A federal corrections officer works at a facility run by the U.S. Federal Bureau of Prisons (FBP). These facilities provide work and other self-improvement activities to help offenders become law-abiding citizens, explains the FBP official website. Corrections officers working for the FBP have significantly higher salaries than the average for corrections officers in other types of employment, according to the U.S. Bureau of Labor Statistics (BLS).
Federal corrections officers guard prisoners and maintain security measures to prevent fights and other disruptive episodes, as well as escapes. They enforce regulations of the facility and act as both supervisors and counselors of inmates, reports the FBP website. Correctional officers who work in receiving and discharge deal with all related paperwork, including legal documents.
Education and Training
According to the FBP, candidates for entry-level positions must have completed a four-year course of study in any field leading to a bachelor's degree from an accredited school, or possess a bachelor's degree, or have the equivalent of at least three years of full-time experience in certain activities.
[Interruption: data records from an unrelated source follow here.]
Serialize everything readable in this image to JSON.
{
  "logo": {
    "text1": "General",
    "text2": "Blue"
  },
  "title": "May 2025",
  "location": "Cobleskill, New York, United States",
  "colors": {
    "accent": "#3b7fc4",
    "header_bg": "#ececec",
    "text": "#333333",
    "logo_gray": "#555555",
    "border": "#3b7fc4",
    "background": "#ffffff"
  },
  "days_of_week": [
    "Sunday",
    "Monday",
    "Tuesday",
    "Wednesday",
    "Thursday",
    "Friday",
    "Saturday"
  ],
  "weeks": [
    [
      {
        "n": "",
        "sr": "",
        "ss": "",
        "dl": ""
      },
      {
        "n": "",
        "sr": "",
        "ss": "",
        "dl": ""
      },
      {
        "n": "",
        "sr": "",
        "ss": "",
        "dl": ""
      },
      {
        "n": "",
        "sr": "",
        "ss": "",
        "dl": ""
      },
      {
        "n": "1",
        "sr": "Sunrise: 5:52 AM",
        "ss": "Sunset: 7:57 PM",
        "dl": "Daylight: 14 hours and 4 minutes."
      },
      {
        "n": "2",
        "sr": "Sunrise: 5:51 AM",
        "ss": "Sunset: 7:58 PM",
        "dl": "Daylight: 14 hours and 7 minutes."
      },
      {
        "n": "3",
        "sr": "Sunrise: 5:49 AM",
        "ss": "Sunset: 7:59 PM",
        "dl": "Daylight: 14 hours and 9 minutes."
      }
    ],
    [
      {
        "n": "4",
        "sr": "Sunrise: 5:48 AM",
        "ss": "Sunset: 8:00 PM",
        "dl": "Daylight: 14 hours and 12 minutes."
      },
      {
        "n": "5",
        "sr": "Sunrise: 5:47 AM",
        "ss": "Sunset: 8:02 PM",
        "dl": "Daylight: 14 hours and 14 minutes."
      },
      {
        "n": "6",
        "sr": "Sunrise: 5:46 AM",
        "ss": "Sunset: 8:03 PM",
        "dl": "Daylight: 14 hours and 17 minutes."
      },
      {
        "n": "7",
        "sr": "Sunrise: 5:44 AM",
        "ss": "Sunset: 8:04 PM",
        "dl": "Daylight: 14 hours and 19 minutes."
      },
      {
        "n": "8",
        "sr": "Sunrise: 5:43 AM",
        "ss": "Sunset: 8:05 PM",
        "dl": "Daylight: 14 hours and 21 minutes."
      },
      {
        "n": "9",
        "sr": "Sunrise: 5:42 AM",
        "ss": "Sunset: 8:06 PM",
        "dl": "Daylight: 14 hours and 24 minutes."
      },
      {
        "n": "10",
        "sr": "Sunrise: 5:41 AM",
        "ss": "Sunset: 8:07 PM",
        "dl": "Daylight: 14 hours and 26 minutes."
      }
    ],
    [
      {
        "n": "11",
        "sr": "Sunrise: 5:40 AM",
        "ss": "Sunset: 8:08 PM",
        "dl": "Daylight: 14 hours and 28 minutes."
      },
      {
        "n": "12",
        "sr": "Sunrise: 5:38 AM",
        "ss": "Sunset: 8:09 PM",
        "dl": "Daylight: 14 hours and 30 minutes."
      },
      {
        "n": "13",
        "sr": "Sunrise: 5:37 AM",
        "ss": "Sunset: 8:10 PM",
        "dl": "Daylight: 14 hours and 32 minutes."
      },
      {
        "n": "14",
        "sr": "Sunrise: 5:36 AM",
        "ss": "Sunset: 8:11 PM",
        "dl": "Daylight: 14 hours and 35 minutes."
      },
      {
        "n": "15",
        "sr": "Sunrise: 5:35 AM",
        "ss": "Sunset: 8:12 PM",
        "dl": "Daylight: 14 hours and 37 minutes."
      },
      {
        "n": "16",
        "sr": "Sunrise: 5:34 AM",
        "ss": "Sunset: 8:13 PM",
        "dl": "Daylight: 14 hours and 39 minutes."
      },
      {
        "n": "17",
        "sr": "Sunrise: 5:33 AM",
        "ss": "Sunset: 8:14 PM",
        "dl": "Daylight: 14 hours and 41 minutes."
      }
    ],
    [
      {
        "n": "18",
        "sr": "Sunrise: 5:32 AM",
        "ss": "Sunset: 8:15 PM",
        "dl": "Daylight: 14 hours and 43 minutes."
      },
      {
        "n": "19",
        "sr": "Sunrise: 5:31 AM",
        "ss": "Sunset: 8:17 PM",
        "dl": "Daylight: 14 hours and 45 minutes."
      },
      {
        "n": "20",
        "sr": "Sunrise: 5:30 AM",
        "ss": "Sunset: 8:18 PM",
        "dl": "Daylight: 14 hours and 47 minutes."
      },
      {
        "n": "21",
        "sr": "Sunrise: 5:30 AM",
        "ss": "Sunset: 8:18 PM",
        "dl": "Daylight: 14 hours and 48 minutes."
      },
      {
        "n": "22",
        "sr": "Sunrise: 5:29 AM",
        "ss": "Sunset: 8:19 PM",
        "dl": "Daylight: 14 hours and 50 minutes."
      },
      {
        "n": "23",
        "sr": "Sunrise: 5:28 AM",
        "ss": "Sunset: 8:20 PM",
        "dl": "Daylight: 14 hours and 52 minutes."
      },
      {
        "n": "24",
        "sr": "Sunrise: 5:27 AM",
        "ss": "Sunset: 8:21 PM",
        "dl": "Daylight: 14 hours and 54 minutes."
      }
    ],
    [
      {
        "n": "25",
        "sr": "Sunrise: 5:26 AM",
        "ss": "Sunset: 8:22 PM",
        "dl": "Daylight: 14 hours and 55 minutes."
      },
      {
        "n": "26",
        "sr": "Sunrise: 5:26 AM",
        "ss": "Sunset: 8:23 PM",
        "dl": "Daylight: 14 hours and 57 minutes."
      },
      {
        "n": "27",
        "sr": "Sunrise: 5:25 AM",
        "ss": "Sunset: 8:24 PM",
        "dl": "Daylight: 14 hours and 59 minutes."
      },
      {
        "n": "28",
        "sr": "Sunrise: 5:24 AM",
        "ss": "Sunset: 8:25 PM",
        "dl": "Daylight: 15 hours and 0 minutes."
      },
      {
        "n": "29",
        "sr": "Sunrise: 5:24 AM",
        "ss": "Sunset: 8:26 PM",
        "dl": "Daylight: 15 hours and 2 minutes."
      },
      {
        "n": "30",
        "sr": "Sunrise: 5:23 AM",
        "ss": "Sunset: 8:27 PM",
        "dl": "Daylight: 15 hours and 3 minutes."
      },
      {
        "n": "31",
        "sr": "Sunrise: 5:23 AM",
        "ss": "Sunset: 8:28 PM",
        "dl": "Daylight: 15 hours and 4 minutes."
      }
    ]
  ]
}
This experience can include providing guidance and direction, counseling, supervising or managing, teaching, responding to emergencies or selling products or services on commission. New federal corrections officers must complete 320 hours of training.
The average salary for all corrections officers as of May 2009 was $20.50 per hour, or $42,600 per year, according to the BLS. Average annual salaries in local government facilities were about $41,400 and in state government $43,700. The bottom 25 percent of all correctional officers earn less than $31,200 per year. Those working for the federal government, in contrast, were earning an average of $25.15 per hour, or $52,300 per year. Open job listings at the FBP show salaries from $43,000 to $64,000, and supervisory positions from $57,000 to $106,000.
Corrections officers receive health insurance, paid vacations and holidays and a company-matched retirement plan. They also receive uniforms or a clothing stipend to purchase uniforms. Federal corrections officers can take full retirement at age 50 if they have completed 20 years of employment with the Bureau, or at any age after they complete 25 years of service.